Un'opera inedita per Woody Allen, un ritratto familiare in cui la risata e la battuta cedono il passo al dramma, al dolore, all'insoddisfazione.
Il film tratta le vicende di una famiglia newyorkese, messa a dura prova dalla separazione dei genitori e la conseguente depressione della madre, Eve. Proprio attorno alla madre, arredatrice di interni, ruotano le dinamiche delle tre figlie, cresciute in un ambiente simile ad un palazzo di ghiaccio. L'amore di Eve viene rivolto principalmente a Renata, protagonista di una brillante carriera letteraria, nonostante questa non si sia mai presa cura della madre nel periodo di difficoltà. A soffrire maggiormente di questa situazione è Joey, donna ossessionata dal desiderio di fare arte e ricevere così la stima e il conseguente amore della madre. Proprio Joey vive in un senso di smarrimento lavorativo, impossibilitata ad essere ciò che vorrebbe (perché senza particolare talento) e incapace di accettare lavori che non la innalzino al rango di artista. Questo tema ha un ruolo centrale nel film, come se Allen avesse voluto sottolineare il peso del talento e della produzione artistica nella vita quotidiana, al punto da far propendere l'affetto di una madre su una figlia piuttosto che su un'altra. Toccando tematiche e sentimenti cari al regista (per esempio il timore della morte), si sviluppano i personaggi dei due compagni delle ragazze, Mike e Frederick, del padre Arthur e della sua nuova compagna (poi diventata moglie) Pearl, e della sorella minore Flyn.

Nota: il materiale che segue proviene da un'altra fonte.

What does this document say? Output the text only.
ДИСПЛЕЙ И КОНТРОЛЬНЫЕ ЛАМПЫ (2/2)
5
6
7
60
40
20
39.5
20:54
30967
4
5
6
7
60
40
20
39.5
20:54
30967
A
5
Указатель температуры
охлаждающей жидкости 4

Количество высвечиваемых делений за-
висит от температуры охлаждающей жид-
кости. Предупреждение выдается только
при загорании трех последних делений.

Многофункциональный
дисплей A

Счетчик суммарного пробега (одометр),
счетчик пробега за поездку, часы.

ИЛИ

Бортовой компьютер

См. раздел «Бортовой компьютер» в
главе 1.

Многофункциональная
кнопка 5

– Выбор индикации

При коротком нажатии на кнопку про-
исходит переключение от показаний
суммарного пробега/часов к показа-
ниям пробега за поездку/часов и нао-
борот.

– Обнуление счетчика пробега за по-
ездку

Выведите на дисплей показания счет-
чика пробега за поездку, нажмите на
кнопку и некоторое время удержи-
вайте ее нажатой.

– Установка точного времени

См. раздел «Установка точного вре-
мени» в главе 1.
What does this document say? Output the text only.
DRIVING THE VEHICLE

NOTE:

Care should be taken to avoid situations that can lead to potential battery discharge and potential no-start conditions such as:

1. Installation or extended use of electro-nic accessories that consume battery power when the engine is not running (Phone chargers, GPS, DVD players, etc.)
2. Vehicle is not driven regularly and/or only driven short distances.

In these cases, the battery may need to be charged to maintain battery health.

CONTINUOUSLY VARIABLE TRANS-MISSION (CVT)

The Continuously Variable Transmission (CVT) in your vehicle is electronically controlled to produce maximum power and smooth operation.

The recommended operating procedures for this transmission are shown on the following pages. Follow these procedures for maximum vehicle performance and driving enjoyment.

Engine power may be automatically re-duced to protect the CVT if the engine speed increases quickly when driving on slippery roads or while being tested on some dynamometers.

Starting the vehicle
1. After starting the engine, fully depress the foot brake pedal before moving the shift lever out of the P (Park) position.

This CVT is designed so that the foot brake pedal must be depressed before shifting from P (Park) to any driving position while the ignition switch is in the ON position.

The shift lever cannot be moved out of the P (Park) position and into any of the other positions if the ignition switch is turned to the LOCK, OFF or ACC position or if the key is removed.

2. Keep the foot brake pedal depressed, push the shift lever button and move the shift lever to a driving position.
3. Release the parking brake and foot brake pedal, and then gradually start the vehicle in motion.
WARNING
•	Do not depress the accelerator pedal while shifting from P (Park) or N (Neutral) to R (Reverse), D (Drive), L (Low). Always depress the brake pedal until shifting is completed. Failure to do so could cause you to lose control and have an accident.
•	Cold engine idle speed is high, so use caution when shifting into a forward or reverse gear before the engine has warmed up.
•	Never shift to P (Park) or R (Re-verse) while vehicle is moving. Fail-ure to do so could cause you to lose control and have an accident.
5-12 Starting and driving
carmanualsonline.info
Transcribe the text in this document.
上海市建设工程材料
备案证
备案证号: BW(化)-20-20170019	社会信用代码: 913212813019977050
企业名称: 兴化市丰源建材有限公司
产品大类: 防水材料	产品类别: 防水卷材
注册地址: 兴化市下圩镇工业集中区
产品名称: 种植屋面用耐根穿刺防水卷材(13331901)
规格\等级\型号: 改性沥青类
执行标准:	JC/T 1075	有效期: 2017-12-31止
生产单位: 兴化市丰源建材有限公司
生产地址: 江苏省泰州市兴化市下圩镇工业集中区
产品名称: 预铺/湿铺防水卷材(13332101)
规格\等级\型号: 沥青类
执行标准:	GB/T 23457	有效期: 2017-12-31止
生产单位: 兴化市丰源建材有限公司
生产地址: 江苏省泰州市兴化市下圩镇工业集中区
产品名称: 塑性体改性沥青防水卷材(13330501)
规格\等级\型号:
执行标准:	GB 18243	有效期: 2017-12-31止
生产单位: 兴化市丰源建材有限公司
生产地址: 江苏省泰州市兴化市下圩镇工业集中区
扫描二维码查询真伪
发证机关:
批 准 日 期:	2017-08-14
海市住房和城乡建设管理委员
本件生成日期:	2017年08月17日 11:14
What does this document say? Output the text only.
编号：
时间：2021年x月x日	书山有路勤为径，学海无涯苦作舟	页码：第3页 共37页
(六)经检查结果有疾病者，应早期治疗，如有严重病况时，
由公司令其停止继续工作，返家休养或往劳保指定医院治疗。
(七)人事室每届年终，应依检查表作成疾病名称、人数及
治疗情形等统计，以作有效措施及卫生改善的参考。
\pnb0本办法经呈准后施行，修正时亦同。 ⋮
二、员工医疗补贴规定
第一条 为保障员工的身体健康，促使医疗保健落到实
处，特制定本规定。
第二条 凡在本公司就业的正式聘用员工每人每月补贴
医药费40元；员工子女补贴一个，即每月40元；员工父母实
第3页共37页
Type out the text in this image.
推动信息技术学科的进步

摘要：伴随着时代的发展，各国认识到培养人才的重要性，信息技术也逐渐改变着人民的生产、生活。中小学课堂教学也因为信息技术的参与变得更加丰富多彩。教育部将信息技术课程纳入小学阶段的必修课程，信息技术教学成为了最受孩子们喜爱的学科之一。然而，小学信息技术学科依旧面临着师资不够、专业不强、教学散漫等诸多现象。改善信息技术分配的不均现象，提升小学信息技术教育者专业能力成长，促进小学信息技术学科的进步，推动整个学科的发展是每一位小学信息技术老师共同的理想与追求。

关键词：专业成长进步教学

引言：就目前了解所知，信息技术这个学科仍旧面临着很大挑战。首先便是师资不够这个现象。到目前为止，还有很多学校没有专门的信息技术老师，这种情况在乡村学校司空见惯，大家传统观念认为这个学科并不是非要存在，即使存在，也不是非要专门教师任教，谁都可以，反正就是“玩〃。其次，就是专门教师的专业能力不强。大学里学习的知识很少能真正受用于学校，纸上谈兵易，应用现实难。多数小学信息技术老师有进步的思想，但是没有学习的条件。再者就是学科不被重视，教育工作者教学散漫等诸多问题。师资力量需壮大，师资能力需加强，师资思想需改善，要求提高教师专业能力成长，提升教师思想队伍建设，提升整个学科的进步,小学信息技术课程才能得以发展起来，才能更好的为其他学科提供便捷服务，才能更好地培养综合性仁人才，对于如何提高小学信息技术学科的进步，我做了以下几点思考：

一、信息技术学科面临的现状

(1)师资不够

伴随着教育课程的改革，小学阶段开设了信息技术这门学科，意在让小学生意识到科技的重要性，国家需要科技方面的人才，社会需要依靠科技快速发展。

"Interiors" termina con la morte di Eve, una inquadratura delle tre sorelle e del mare finalmente calmo dopo tanti anni di tempesta e un sorriso, accennato ma visibile, sul volto di Joey, come ad evidenziare quanto la figura della madre fosse stata ambivalente, da un lato base del nucleo familiare, dall'altro responsabile dell'instabilità delle figlie.